Landslides, landslips, and land slumps are hazards the world over. Some occur over weeks or even months; others occur in a matter of seconds. The end result, however, is universal: a large chunk of land collapses, everything in its path gets obliterated, and massive damages are incurred.

Our tour begins not on a remote mountainside but in North Beach, an urban neighbourhood at the heart of San Francisco. Not only is San Francisco built on top of 50 different hills, it also lies in one of the world’s most seismically-active areas, meaning slumps and collapses are always an issue. Google’s 45° imagery captured the aftermath of a 2007 slide that came crashing down on several apartment buildings (and a strip club!).

Further down the California coast is the small village of La Conchita, where in 1995 a large mudslide slumped directly behind the town. In 2005, the southeastern portion of the slump collapsed, sending 200,000 m3 (7 million cu ft) of mud and soil into La Conchita, destroying 13 houses and killing 10 people.

In the Los Angeles neighbourhood of San Pedro, Paseo del Mar is a street that has been slowly eaten away from below by cliffs collapsing into the sea. A closer look reveals not only the pieces of the old roadway lying in the rubble, but also the foundations of buildings removed for safety purposes.

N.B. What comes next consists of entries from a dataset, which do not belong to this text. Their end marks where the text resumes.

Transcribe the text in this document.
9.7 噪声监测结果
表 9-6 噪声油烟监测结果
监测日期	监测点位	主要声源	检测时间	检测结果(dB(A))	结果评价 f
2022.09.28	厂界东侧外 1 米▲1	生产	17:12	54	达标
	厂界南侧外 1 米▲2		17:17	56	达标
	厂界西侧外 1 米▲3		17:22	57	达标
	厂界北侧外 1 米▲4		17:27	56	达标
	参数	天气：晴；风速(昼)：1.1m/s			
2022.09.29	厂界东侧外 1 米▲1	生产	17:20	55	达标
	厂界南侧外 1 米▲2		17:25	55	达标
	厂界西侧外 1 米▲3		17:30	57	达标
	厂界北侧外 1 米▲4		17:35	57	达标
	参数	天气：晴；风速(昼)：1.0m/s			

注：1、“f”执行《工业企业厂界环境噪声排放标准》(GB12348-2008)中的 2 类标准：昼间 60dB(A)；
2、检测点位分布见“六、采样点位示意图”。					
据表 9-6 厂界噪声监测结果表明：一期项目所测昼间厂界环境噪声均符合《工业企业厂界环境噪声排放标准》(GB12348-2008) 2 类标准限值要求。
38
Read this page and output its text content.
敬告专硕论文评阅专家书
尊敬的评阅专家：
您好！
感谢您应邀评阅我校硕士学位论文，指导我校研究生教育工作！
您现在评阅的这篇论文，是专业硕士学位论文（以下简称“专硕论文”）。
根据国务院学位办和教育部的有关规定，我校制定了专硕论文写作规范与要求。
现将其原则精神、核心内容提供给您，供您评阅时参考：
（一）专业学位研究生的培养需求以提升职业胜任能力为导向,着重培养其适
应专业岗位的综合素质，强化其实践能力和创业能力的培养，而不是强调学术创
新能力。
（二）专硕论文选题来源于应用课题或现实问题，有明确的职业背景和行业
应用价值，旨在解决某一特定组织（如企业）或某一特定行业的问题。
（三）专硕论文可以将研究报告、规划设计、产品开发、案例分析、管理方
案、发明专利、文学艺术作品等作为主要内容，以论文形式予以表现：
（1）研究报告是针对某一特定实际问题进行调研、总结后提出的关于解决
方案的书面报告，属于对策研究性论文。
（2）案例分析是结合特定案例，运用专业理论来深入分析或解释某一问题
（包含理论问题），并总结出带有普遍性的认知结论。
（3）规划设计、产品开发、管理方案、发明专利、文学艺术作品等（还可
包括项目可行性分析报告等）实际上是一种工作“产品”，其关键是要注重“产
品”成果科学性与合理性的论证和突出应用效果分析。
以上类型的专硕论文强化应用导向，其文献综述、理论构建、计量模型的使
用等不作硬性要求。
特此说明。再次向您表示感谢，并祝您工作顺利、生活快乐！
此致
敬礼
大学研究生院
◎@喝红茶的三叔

Halfway around the world in Crimea, we see where human activity has caused a landslide, as the side of a limestone quarry is falling into the Black Sea.

In 1903, much of the Albertan coal mining village of Frank was buried when the entire east face of Turtle Mountain suddenly collapsed, sending 90 million tonnes of rock into the Crowsnest River valley and killing 90 people. Over a century later, the scar is still as plain as day, and the Frank Slide is a major tourist attraction. The current highway through the valley was built right through the middle of the slide’s debris field.

The 1987 Val Pola landslide in the Italian Alps obliterated five villages and six hamlets. Heavy rainfall accelerated erosion on the mountainside, causing a large fracture on the east side of the mountain. Most of the valley’s residents were evacuated a day before the slip occurred, but what was not expected was the resulting rock avalanche ploughing into a nearby lake and sending a massive wave of water 2 km up the valley, killing 22 people.

Often, landslides and landslips falling into river valleys end up damming the rivers and creating new lakes. Two recent examples are Bolivia’s Laguna Verde, where the slope was destabilised by excessive coca farming, and Dominica’s Miracle Lake, created in 1997.

All of these slides serve to remind us that in the battle of man and nature, nature usually wins.